Sento la porta del bar che si riapre e si richiude, e il contrario dopo pochi secondi. Poi, improvvisamente, vengo avvolta da qualcosa di caldo e dal profumo maschile incredibile. Alzo gli occhi: Kit mi ha appoggiato la sua giacca sulle spalle.
- Grazie. – Sospiro. – È passata.
Alza un pollice in segno di approvazione. Solo ora realizzo che nessuno fra i passanti lo riconosce solo perché ha in testa un basco che prima non avevo notato. Visto di fianco deve sembrare uno come tanti altri.
- Tutto a posto?
- Sì, grazie.
Kit tira fuori dalla tasca dei pantaloni un pacchetto di sigarette, ne estrae una, se la porta alla bocca e la accende.  Poi mi offre il pacchetto aperto. Rifiuto scuotendo la testa.
- Fumi? – Chiedo.
- Solo quando sono stressato o felice.
Pausa.
- Ti succede spesso? Pensavo fossi ubriaca e stessi per rimettere.
- No, è il modo in cui somatizzo lo stress. Non preoccuparti.
Annuisce ed esala una lunga boccata fumosa.
- Se vuoi ti riporto a casa…
- No, grazie. – Ok che è famoso, è gnocco e tutto il resto, ma non mi fido abbastanza.
- Lascia almeno che ti chiami un taxi.
- Sei così squisitamente gentile con tutti?
Sorride e scuote la testa. – Non coi paparazzi.
Rido anche io.
- Chiama il taxi, se vuoi – ammicco.
Tira fuori il cellulare e, nella breve chiamata che segue, chiudo gli occhi e inspiro il profumo fantastico di quella giacca chiedendomi se anche lui profuma così tanto.
- Fatto.
- Grazie, Kit.
Nella pausa che segue, io mi perdo di nuovo fra i miei pensieri e lui finisce la sigaretta. Il taxi che arriva suonando il clacson mi fa sobbalzare e vengo accecata dai fari della macchina. Contro di loro Kit sembra solo una sagoma scura.
- Grazie per la giacca – dico togliendomela. Lui mi ferma con una mano.
- Ti prego, tienila.
- E poi come te la restituisco? – Lo guardo scettica, in attesa che mi dia il biglietto da visita del suo agente. Così io chiamo e quello mi prende per una svitata, e io mi ritrovo con la giacca di pelle di un attore famoso. Ehi, penso, potrei farci un sacco di soldi!
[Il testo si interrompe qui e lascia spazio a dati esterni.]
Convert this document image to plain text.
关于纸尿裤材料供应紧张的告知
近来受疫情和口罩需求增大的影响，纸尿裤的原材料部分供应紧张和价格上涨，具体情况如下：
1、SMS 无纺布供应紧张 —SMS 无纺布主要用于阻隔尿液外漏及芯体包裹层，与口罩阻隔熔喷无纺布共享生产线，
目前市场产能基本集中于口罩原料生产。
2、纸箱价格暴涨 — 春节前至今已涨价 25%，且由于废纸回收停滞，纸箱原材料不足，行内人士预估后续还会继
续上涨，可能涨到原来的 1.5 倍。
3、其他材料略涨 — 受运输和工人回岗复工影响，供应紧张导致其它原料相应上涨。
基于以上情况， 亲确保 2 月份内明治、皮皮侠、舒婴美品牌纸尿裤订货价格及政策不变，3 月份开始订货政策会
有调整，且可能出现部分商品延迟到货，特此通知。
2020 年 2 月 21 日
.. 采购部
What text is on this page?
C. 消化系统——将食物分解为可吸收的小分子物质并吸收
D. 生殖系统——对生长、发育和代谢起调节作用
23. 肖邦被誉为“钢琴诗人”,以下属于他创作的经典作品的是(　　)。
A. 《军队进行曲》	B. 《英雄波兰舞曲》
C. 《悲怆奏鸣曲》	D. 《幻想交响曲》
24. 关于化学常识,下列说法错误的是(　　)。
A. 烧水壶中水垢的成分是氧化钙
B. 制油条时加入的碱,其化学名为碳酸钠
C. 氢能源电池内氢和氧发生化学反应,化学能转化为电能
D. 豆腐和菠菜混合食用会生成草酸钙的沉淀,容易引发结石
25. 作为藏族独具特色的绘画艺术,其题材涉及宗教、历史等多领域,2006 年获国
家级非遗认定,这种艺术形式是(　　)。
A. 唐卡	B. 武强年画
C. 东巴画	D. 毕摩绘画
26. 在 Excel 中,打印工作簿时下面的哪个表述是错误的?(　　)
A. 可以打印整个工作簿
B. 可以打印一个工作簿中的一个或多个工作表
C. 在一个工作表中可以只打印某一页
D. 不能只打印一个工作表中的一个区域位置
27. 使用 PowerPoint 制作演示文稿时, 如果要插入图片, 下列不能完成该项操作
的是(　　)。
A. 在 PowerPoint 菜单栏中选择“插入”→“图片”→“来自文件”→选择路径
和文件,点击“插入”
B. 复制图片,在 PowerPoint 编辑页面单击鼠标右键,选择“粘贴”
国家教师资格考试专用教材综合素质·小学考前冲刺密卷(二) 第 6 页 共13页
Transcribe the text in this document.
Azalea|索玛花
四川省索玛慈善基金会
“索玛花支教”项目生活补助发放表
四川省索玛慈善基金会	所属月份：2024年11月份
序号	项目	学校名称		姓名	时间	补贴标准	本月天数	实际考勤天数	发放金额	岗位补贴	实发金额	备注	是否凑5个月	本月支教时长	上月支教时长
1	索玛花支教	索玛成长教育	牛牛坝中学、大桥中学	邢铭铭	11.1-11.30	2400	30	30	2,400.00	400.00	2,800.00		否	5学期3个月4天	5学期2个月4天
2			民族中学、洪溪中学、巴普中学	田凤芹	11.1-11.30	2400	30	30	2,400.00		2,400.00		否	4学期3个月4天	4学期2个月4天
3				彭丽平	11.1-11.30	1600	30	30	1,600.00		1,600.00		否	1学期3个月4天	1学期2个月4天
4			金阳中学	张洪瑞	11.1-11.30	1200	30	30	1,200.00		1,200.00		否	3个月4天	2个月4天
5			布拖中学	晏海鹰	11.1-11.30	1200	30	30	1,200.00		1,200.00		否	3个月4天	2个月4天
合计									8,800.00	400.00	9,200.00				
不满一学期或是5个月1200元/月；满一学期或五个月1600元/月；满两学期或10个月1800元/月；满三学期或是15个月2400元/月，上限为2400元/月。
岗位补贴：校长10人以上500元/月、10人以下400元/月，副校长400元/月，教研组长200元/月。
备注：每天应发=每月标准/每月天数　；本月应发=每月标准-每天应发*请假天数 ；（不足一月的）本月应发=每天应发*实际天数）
Sfortunatamente invece Kit mi prende una mano, la apre con il palmo rivolto all’insù e mi scrive il suo numero di telefono con un pennarello nero che probabilmente usa per firmare autografi.
- Chiamami. – Risponde semplicemente. 
Lo fisso negli occhi sconvolta, pensando che deve avere qualche rotella fuori posto per dare il suo numero di telefono a una tipa qualunque. Lui ricambia il mio sguardo così intensamente che mi sento avvampare.
Il taxista suona di nuovo il clacson.
Kit lo ignora e si avvicina a me in fretta. In meno di un secondo mi ritrovo fra le sue braccia, inondata dallo stesso odore della giacca, e Kit mi bacia all’angolo della bocca.
- Ehi, ehi, EHI! – Sbotto sorpresa e furibonda, spingendolo lontano da me. Lo fulmino con lo sguardo e mi copro chiudendo la giacca sul davanti con le mani.
- Devo andare.
Corro verso il taxi e salgo in fretta. Riferisco al taxista il mio indirizzo e mi appoggio sul sedile, cercando di calmare i battiti del mio cuore.
Kit Harington mi ha baciata, e mi ha dato la sua giacca.
Impreco quando mi viene in mente che ho lasciato la mia borsa al bar.